You want to log in? No problem!

Put in your email, press enter.

We’re not asking for your password at the same time, because we hate password managers. Everyone knows you’ve memorized them, or use the same one, or whatever.

Oh, wait, we don’t want your password!

We've sent a 6-digit code to ogglyboogly@example.com. It will expire in 10 minutes.
I hate you.

We’ll email a code and you have TEN MINUTES to type it in! What’s the problem?

The “Problem”

The reason why one would set an expiration time on a verification email is so the verification can’t be intercepted after the fact and used to log in.

For example, if a user tried to log in and forgot to check their email, someone later could look at their email, find the verification message and use it to log into the user’s account. That’s fine.

In the above case, the developers are expecting a user’s account to be SO COMPROMISED, they can’t afford to leave it exposed for more than 10 minutes!

Email is slow

Well, not slow, but not guaranteed to be there instantly.

Showing an email moving from sender to receiver
Email passing through nodes (GPT)

Emails from a sender to a receiver have to pass through one or more relays–and those relays can delay transmission for seconds, minutes or hours. One potential issue is if a transmission between two relay nodes must be resent due to errors.

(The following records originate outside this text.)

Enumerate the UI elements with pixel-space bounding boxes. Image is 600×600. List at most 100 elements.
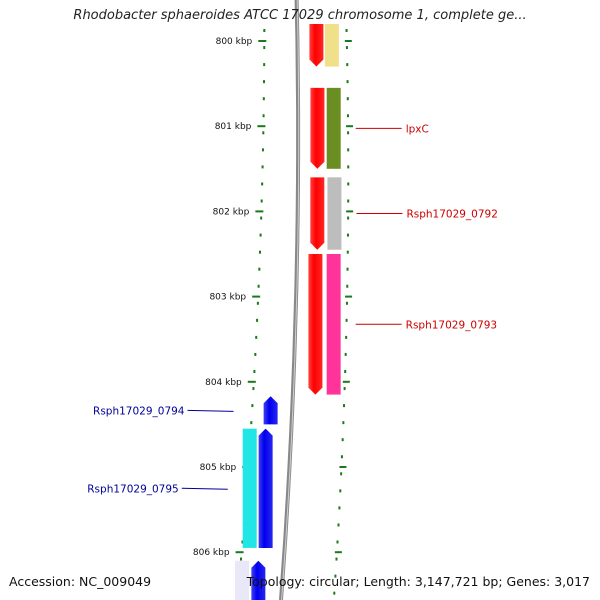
gene-label: Rsph17029_0795 [87,483,178,495]
scale-dot-left [260,216,263,220]
scale-dot-left [256,318,259,322]
scale-dot-right [347,165,350,169]
scale-dot-left [251,404,254,408]
scale-dot-left [258,250,261,254]
scale-dot-right [345,29,348,32]
cog-color-bar [327,177,342,250]
scale-dot-right [347,182,350,186]
scale-dot-right [333,591,336,595]
scale-dot-left [253,370,256,373]
backbone-highlight [281,0,300,600]
scale-dot-right [337,523,340,527]
scale-dot-left [263,80,266,84]
scale-dot-right [347,148,350,152]
gene-label: lpxC [406,123,429,135]
gene-arrow-reverse [263,396,278,425]
cog-color-bar [234,560,249,600]
scale-dot-left [261,165,264,169]
scale-dot-right [341,438,344,442]
scale-dot-right [346,233,349,237]
scale-dot-left [257,284,260,288]
scale-dot-right [346,250,349,254]
scale-dot-right [344,370,347,373]
scale-dot-right [346,97,349,101]
scale-dot-right [344,352,347,356]
scale-dot-left [241,540,244,544]
scale-dot-right [345,318,348,322]
cog-color-bar [242,428,257,548]
scale-dot-left [259,233,262,237]
cog-color-bar [324,23,339,67]
scale-tick-label: 806 kbp [193,548,230,558]
scale-dot-right [346,284,349,288]
gene-arrow-forward [308,254,323,395]
scale-dot-right [339,489,342,493]
scale-dot-right [347,216,350,220]
scale-dot-right [340,472,343,476]
page-title: Rhodobacter sphaeroides ATCC 17029 chrom… [73,8,527,23]
scale-dot-right [334,574,337,578]
scale-tick-right [339,466,347,468]
gene-label: Rsph17029_0792 [406,209,497,221]
gene-arrow-forward [310,177,325,250]
scale-dot-left [263,63,266,67]
scale-dot-left [262,131,265,135]
scale-tick-label: 800 kbp [216,37,253,47]
scale-dot-left [250,421,253,425]
scale-dot-left [262,114,265,118]
scale-tick-label: 804 kbp [205,378,242,388]
scale-dot-right [340,455,343,459]
scale-dot-left [261,182,264,186]
scale-tick-right [346,210,354,213]
gene-label: Rsph17029_0794 [93,405,185,417]
scale-dot-right [347,131,350,135]
scale-dot-left [254,352,257,356]
scale-dot-left [258,267,261,271]
scale-tick-left [247,380,256,383]
scale-tick-left [255,210,264,213]
scale-tick-label: 802 kbp [213,207,250,217]
scale-tick-left [257,125,266,128]
cog-color-bar [326,87,341,169]
scale-tick-label: 801 kbp [215,122,252,132]
gene-label: Rsph17029_0793 [406,319,497,331]
scale-tick-label: 803 kbp [209,293,246,303]
gene-arrow-reverse [251,560,266,600]
gene-leader-line [181,487,228,490]
scale-dot-right [343,387,346,391]
scale-dot-left [255,335,258,339]
scale-dot-right [343,404,346,408]
scale-dot-right [346,114,349,118]
scale-tick-label: 805 kbp [200,463,237,473]
scale-dot-left [240,557,243,561]
scale-dot-left [252,387,255,391]
accession-label: Accession: NC_009049 [9,574,152,589]
backbone-line [279,0,301,600]
gene-arrow-forward [310,87,325,169]
scale-dot-right [345,46,348,50]
scale-dot-left [263,46,266,50]
scale-dot-right [336,540,339,544]
scale-dot-right [345,301,348,305]
scale-tick-right [346,125,354,128]
scale-dot-left [256,301,259,305]
gene-leader-line [187,409,234,412]
scale-tick-right [334,551,342,554]
scale-dot-left [260,199,263,203]
gene-arrow-forward [309,23,324,67]
scale-dot-right [345,335,348,339]
scale-tick-left [258,40,267,42]
scale-dot-right [346,80,349,84]
cog-color-bar [326,254,341,395]
scale-dot-right [338,506,341,510]
scale-dot-left [262,97,265,101]
scale-tick-left [235,551,244,554]
scale-tick-right [342,380,350,383]
scale-dot-right [346,267,349,271]
scale-tick-right [345,295,353,298]
scale-tick-right [344,40,352,42]
scale-dot-left [261,148,264,152]
scale-dot-right [347,199,350,203]
scale-dot-left [263,29,266,32]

An email sent to your neighbor can potentially take longer than one sent to a friend in another country; it all depends upon the speeds of transmission and delay between notes.

Options

There are several alternatives to using a verification email with a 10 minute expiration, that have less of a burden upon the end user and still provide security. Relying upon a user’s email account is risky, as that is one of the prime goals of attackers: take over a user’s email account and you can gain access to most of all their accounts on other services via the “forgot password” action.

Good

First, don’t set the email expiration time too soon. If you set it to expire in an hour, that is a good compromise between leaving the login ‘exposed’ and giving the user a reasonable time to receive the email and use it.

Once the code/link/token in the email is used it should become invalidated so it can’t be used again. This will vastly reduce the danger of a bad actor somehow gaining access to the verification email and thus the user’s account. They would still have to get the email and try to log onto the account before the actual user did.

Better

  • Use SMS to send a validation code/token, which is more reliable as the nodes are designed for fast communication.
  • Give the user an option to use a regular (long) password, or a token from an authenticator app instead of a validation email. As of 2026, passwords shorter than 11 characters are mostly useless from brute-force guessing. Using a password manager to generate longer passwords (e.g., 30 characters) is a good approach. Enforcing complexity (e.g., uppercase + number + lowercase + special character) has little bearing on security.

Best

Use passkeys.

☠️ Security Questions = PWND ☠️

Another excuse for me to say that security questions are a tell the developers aren’t skilled in securing applications, and they happen to be climbing on Mt. Stupid.

A historic black-and-white photo of a train wreck, illustrating the importance of accurate project estimates.

Security questions give you the opportunity to use a weak password to bypass a strong password (or passkey, authentication token, email verification, etc).